Though a deal to end the stalemate may be near, the ire of some Republicans toward Cruz, whom the GOP blames for backing them into a corner without a strategy, is still lingering.

Just ask Rep. Peter King, who has the junior senator from Texas in his crosshairs. The New York Republican on Monday told MSNBC’s “Morning Joe” that “Democrats are winning” the fiscal fight “and they know it.”

Still, the congressman has called upon President Barack Obama to “play a more aggressive role” in the budget negotiations. It was what King said afterward that was interesting. He expressed a desire for his colleagues to lash out against Cruz and “this crazy [tea party] movement.”

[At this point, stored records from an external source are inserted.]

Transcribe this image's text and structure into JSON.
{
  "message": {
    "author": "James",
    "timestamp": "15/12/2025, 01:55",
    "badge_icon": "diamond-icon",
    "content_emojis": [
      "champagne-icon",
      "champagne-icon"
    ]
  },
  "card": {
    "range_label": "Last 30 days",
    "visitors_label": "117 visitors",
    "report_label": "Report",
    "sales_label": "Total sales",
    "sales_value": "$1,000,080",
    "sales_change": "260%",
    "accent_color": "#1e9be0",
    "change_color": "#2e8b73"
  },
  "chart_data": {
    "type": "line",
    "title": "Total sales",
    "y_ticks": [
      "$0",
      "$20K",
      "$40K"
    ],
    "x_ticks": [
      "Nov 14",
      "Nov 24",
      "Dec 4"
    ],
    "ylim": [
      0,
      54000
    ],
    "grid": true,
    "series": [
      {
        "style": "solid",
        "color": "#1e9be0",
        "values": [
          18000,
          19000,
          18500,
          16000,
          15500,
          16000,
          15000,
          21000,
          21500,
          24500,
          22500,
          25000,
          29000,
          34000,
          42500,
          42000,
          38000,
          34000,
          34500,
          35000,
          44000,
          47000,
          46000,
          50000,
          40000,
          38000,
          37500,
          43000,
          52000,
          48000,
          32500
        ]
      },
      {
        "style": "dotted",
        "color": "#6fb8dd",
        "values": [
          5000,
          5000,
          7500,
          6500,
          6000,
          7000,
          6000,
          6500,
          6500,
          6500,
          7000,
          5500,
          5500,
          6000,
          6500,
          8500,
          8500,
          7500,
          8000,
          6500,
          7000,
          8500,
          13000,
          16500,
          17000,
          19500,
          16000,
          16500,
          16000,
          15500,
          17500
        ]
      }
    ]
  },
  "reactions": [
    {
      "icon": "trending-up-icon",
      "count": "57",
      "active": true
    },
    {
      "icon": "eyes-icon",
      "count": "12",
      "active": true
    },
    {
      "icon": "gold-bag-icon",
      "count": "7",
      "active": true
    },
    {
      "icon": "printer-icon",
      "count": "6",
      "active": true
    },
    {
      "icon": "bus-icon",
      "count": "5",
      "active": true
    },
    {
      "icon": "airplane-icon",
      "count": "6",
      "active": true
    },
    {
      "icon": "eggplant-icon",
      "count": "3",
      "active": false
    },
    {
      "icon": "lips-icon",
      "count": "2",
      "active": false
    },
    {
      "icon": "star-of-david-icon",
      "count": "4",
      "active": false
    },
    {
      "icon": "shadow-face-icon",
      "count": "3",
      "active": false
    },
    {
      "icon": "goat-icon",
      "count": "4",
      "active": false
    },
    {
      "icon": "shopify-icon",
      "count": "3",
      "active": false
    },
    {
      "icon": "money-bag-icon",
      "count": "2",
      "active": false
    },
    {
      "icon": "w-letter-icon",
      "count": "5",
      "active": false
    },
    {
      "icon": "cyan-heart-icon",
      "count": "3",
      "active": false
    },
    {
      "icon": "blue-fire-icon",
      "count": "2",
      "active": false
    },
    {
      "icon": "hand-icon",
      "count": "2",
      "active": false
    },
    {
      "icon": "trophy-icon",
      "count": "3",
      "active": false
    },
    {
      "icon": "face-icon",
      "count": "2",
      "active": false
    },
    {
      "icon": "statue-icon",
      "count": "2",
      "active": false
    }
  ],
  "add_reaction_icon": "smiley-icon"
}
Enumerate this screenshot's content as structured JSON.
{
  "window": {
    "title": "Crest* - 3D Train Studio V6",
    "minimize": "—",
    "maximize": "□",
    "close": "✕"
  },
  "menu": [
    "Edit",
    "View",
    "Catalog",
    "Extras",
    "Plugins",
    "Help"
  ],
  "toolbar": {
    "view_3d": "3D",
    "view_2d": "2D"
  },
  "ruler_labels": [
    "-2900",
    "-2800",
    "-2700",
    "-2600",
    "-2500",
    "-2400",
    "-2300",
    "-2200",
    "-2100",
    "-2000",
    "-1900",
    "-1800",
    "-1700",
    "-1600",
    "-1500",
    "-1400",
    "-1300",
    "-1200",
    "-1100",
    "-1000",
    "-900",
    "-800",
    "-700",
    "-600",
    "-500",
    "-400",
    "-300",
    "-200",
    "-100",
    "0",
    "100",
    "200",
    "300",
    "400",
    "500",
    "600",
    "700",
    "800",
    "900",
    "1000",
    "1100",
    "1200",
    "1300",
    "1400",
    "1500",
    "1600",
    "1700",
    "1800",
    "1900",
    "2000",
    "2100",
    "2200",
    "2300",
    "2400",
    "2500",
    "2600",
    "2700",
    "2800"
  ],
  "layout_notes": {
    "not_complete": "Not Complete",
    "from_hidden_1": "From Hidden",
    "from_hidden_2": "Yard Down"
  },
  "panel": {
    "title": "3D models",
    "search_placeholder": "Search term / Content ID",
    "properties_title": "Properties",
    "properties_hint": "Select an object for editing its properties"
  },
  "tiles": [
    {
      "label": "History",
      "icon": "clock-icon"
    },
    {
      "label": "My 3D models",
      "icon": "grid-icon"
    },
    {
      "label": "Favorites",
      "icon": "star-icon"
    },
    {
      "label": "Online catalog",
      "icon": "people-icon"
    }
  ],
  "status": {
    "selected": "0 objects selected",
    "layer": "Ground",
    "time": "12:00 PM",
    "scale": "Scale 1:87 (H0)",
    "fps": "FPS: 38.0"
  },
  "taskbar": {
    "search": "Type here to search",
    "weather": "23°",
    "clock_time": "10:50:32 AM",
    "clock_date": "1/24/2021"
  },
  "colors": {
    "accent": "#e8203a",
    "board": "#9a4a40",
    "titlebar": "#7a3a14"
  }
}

Cruz has been instrumental in the fight to include anti-Obamacare language in a 2014 continuing resolution to keep the government open, and other efforts to use the health-care law as leverage for raising the debt ceiling. With Senate Democrats rejecting every one of those attempts and the government two weeks into a shutdown, and the debt ceiling deadline looming, the public and some lawmakers are outraged that things came to this point.

“We as Republicans have to anticipate there’s going to be another one of these in six weeks or eight weeks or three months or whatever it is,” King said, “and we just can’t have national Republicans criticizing the system or saying this was the wrong decision to make.

“We have to anticipate Ted Cruz is going to try to do this again,” he said. “Ted Cruz and about 30 or 40 people in the House and we have to start going after him by name. I’ve been doing it all along. I wish I had more company on it.

“The fact is that what’s going to happen a month from now after this is resolved he’s going to say, ‘Republicans were on the edge of winning, but they lost their nerve at the end and they caved in. This time it’s going to work.’ And he’s going to rewrite history and we have to make sure he doesn’t do it. It’s really time to speak out against him. ... We can’t let John Boehner and Eric Cantor be put into this position again. They were told since mid-September this was going to be a disaster.”

It’s not the first time King has come out swinging at Cruz. Last month, King told CNN that the Texas Republican was “bad for the party.”

But even as King criticizes him, Cruz will continue being “focused on Obamacare’s negative effects on American working people,” his spokesman Sean Rushton said. “Making Washington listen to the people to get jobs and economic growth back is what matters.”